A number of the UK's energy suppliers are set to offer to reduce energy bills by as much as seven percent if the government cuts the cost of its green schemes.
The two options revolve around the Energy Companies Obligation (ECO) scheme. The first option would involve removing the costs of the scheme from energy firms entirely, whereas the second would involve delaying the ECO scheme by 18 months to allow for consideration of more cost effective energy efficiency measures.
Under the first measure, the energy firms have predicted they could instantly cut bills by between six and seven percent. Whereas under the second measure, the energy firms are said to believe there could be room for a price cut of three percent on current energy bills.
The 'Big Six' energy firms have estimated current green levies will add a massive £112 to the typical gas and electricity bill this year alone. At present, these costs are anything between £45 and £75 depending on the energy supplier households use.
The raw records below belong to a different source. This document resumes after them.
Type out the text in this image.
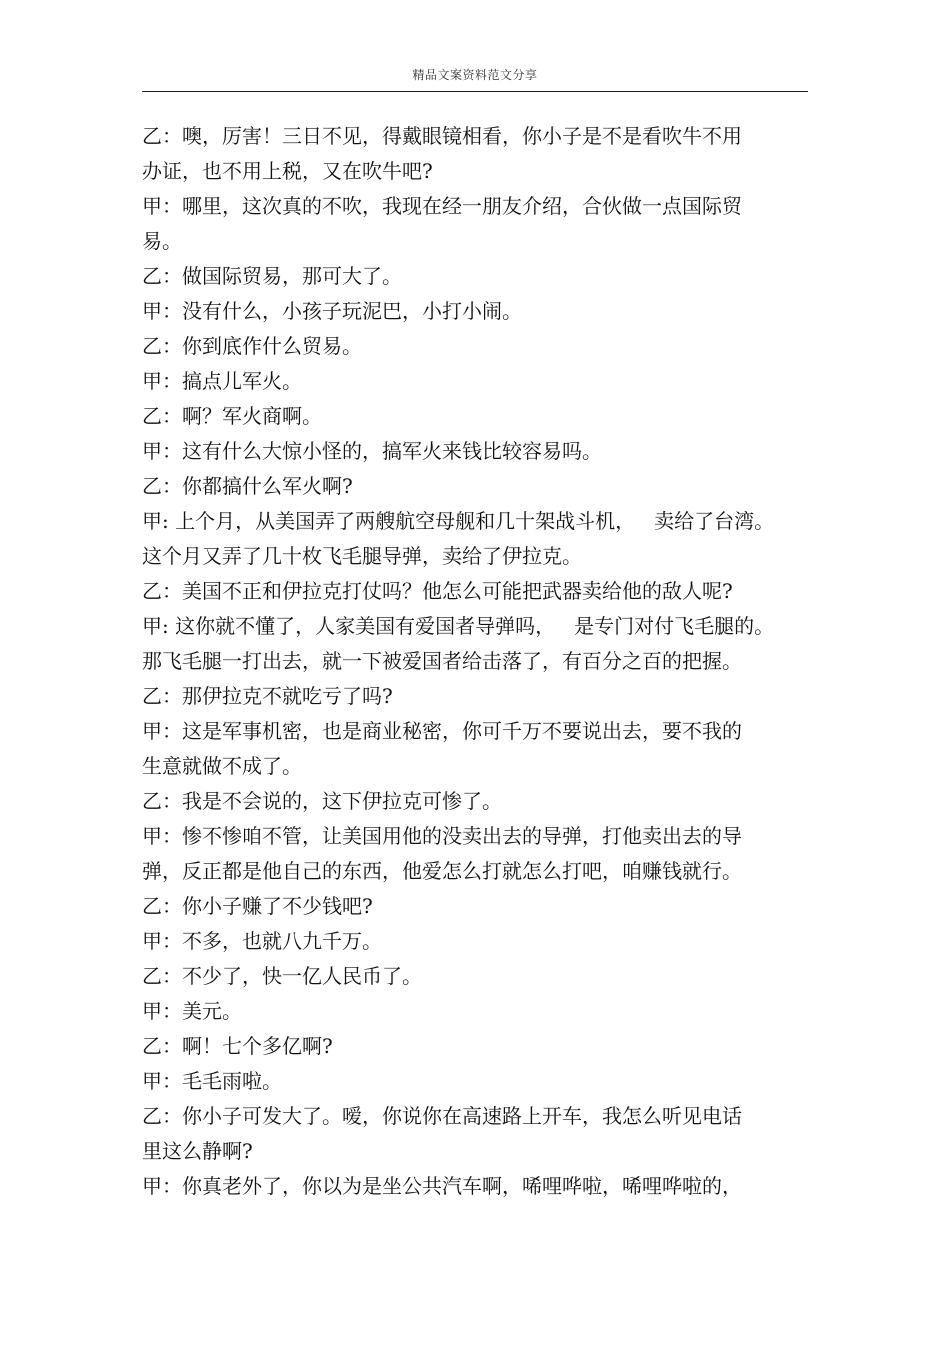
精品文案资料范文分享
乙：噢，厉害！三日不见，得戴眼镜相看，你小子是不是看吹牛不用
办证，也不用上税，又在吹牛吧?
甲：哪里，这次真的不吹，我现在经一朋友介绍，合伙做一点国际贸
易。
乙：做国际贸易，那可大了。
甲：没有什么，小孩子玩泥巴，小打小闹。
乙：你到底作什么贸易。
甲：搞点儿军火。
乙：啊？军火商啊。
甲：这有什么大惊小怪的，搞军火来钱比较容易吗。
乙：你都搞什么军火啊?
甲: 上个月，从美国弄了两艘航空母舰和几十架战斗机，   卖给了台湾。
这个月又弄了几十枚飞毛腿导弹，卖给了伊拉克。
乙：美国不正和伊拉克打仗吗？他怎么可能把武器卖给他的敌人呢?
甲: 这你就不懂了，人家美国有爱国者导弹吗，   是专门对付飞毛腿的。
那飞毛腿一打出去，就一下被爱国者给击落了，有百分之百的把握。
乙：那伊拉克不就吃亏了吗?
甲：这是军事机密，也是商业秘密，你可千万不要说出去，要不我的
生意就做不成了。
乙：我是不会说的，这下伊拉克可惨了。
甲：惨不惨咱不管，让美国用他的没卖出去的导弹，打他卖出去的导
弹，反正都是他自己的东西，他爱怎么打就怎么打吧，咱赚钱就行。
乙：你小子赚了不少钱吧?
甲：不多，也就八九千万。
乙：不少了，快一亿人民币了。
甲：美元。
乙：啊！七个多亿啊?
甲：毛毛雨啦。
乙：你小子可发大了。嗳，你说你在高速路上开车，我怎么听见电话
里这么静啊?
甲：你真老外了，你以为是坐公共汽车啊，唏哩哗啦，唏哩哗啦的，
However, energy secretary, Ed Davey, seemed reluctant to simply toe the line and go with some of the suggested proposals, especially the idea of delaying things to spread the costs over an extra 18 months.
He said: "There is no way I could support any move which undermined our effort on either energy efficiency or fuel poverty.
"We have got to help people with their bills. If we were to pull back on our ambitions for tackling fuel poverty and energy efficiency, we would actually be hurting people."
The government also runs another scheme, its Green Deal, in which energy customers can contact their energy firm about arranging a loan for things such as a new boiler or wall insulation to improve their home's energy efficiency.